Une nouvelle homélie sur ce thème bientôt à Sainte-Marthe ?

M-E.B. a répondu à mes objections, sur le fait qu'une recherche (simple) sur le "pendu dépendu", ne permet de trouver aucune référence au chapiteau de Vézelay, et sur l'âge du "père", qui me paraissait bien jeune:

Le rapide tour d'horizon de ma bibliothèque et du net m'a indiqué que la scène n'était pas identifiée pour le moment dans des oeuvres romanes, c'est tout à fait normal. Les scènes difficiles sont souvent anciennement et mal expliquées, sauf hasard d'une recherche pointue.
J'ai écrit un article sur un chapiteau représentant le riche en Enfer, dont le thème recoupe celui-ci. J'y ai trouvé le même esprit, avec un emplacement très particulier à l'entrée de l'église, et des intentions didactiques comparables.
L'élément le plus probant, c'est que tous les éléments bizarres, gênants, flous... de l'image trouvent enfin leur place : le visage paisible du mort, l'allure "neutre" mais bizarre du porteur... L'adéquation parfaite de la scène avec le mode de fonctionnement des sculpteurs et commanditaires de l'époque vient conforter encore cela.
Pour ce qui est de l'âge du père: avec un oeil moderne, il semblerait jeune, mais pour un oeil habitué à l'image médiévale, le personnage indique un homme lambda, ni trop jeune, ni trop vieux, dans la force de l'âge, sans métier ni statut social particulier. La remarque d'A. Socci sur le visage double est lumineuse: l'homme est en proie à deux sentiments opposés (joie extrême et douleur).
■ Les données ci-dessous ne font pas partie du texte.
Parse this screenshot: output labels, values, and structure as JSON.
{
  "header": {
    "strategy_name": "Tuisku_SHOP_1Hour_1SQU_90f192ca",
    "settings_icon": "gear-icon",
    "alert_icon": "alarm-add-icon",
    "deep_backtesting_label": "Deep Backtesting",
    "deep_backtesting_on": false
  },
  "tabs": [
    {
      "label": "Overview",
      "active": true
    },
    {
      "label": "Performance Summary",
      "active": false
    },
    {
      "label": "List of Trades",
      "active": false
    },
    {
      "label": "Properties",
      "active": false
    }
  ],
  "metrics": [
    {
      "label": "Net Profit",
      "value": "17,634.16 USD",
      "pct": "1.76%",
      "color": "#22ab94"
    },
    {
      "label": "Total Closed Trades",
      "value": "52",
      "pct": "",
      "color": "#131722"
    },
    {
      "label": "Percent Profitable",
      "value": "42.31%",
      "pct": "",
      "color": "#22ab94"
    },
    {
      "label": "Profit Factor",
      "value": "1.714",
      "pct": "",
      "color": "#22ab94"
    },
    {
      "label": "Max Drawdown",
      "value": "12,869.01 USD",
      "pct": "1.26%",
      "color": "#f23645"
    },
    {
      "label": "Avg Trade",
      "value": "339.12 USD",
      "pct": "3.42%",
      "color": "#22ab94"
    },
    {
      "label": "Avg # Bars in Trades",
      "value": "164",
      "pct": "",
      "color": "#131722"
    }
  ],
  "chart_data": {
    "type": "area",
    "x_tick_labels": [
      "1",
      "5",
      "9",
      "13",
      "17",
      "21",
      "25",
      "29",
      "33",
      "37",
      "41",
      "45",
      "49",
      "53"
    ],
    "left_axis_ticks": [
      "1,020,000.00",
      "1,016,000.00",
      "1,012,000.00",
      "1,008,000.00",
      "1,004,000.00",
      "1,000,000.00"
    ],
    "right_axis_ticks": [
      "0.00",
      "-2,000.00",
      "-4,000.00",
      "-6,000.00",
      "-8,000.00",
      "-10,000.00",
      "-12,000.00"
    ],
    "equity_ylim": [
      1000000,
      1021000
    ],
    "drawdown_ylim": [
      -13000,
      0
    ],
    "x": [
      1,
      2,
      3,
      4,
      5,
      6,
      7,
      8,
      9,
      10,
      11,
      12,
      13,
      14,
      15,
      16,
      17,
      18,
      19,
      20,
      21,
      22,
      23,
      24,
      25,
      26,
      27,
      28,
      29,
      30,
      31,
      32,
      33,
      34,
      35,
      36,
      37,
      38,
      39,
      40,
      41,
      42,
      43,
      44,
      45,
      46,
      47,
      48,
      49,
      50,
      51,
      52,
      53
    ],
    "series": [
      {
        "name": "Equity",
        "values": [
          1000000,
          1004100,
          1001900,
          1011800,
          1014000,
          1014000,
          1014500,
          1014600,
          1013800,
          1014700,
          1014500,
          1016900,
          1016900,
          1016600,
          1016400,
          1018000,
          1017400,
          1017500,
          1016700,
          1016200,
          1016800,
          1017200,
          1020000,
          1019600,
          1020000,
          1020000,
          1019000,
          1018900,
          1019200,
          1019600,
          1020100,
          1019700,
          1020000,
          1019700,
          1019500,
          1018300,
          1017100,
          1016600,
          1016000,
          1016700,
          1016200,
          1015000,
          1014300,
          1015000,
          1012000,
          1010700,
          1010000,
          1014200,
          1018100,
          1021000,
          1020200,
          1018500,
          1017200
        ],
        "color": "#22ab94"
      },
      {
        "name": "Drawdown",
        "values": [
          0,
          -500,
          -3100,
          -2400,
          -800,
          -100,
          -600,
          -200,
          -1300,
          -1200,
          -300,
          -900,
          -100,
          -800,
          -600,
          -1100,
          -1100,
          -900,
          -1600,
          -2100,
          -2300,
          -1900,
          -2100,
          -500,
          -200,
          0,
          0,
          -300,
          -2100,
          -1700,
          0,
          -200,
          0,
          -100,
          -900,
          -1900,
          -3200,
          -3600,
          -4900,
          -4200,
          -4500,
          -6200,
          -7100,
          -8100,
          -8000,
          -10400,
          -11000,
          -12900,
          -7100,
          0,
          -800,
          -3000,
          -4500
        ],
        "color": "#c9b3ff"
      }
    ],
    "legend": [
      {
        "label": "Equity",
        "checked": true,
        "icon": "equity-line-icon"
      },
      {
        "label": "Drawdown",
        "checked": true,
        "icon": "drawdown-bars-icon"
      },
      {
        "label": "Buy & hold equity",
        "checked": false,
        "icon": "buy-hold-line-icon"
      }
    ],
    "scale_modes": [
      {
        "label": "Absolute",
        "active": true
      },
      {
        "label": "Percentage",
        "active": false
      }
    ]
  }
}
Le chapiteau, destiné à frapper les esprits, oppose nettement deux âmes ("dévoilées" par leurs cadavres), l'une en Enfer, l'autre au Paradis. Il s'agit donc d'un coupable, finalement puni, et d'un innocent mort, évidemment en lien avec le coupable.
Sachant que nous sommes dans une basilique clunisienne, point de départ du chemin de saint Jacques, sachant l'importance des miracles du saint pour les fidèles en partance pour Compostelle, et particulièrement de cet ouvrage à Cluny dans le deuxième quart du XIIe siècle, date de l'exemplaire du Codex Callixtinus, on touche à la certitude. Les programmes, extrêmement érudits et savants, étaient élaborés avec soin par les maîtres théologiens de Cluny, et les sculpteurs les exécutaient à la lettre.